Ritchie stimmt dem zu und fügt hinzu: "Wir leben immer noch in einer Zeit mit einem höheren Maß an Ängsten, obwohl diese schon viel weniger geworden sind. Es ist auch wichtig, dass wir nicht zu streng mit uns selbst sind."
Wann man medizinische Hilfe in Anspruch nehmen sollte
In schweren Fällen kann sich das Glas Wein, das man sich hin und wieder gönnt, zu einer regelmäßigen Angewohnheit werden, bis man ohne Alkohol nicht mehr durch den Tag kommt.

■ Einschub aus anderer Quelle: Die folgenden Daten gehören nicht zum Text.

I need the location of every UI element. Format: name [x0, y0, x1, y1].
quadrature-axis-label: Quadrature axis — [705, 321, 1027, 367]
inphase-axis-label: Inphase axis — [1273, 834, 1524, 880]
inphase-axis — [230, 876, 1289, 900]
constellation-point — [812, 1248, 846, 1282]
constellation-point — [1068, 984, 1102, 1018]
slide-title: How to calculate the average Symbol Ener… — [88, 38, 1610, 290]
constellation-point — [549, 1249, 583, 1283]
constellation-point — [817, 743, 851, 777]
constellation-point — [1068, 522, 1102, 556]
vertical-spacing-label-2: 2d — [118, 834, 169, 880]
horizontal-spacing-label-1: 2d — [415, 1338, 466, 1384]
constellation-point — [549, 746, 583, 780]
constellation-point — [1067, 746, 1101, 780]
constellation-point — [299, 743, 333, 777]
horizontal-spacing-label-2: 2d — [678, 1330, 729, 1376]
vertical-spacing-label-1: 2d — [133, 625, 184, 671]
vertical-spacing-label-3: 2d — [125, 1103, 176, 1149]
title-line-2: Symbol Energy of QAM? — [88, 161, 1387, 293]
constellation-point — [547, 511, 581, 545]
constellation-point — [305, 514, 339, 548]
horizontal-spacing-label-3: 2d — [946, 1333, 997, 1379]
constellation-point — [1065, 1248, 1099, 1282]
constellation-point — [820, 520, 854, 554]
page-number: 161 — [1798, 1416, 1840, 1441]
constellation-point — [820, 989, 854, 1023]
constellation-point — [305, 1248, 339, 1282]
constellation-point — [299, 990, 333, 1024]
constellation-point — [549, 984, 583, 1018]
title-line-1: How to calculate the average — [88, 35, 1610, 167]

"Eine Angewohnheit kann zu einer Sucht werden, wenn sie verhindert, dass man seine Aufgaben oder seinen Alltag bewältigt oder es die Lebensqualität beeinflusst – das ist die Freude und das Glück, dass du dadurch verspürst, dass du du selbst bist", so Dr. Arroll.
"Wenn du das Gefühlt hast, dass du durch deine Angewohnheit dein Leben nicht mehr so lebst wie früher oder wenn es dir die normale Freude raubt, solltest du Hilfe in Anspruch nehmen."
Dabei kann der Hausarzt helfen oder einen Spezialisten empfehlen.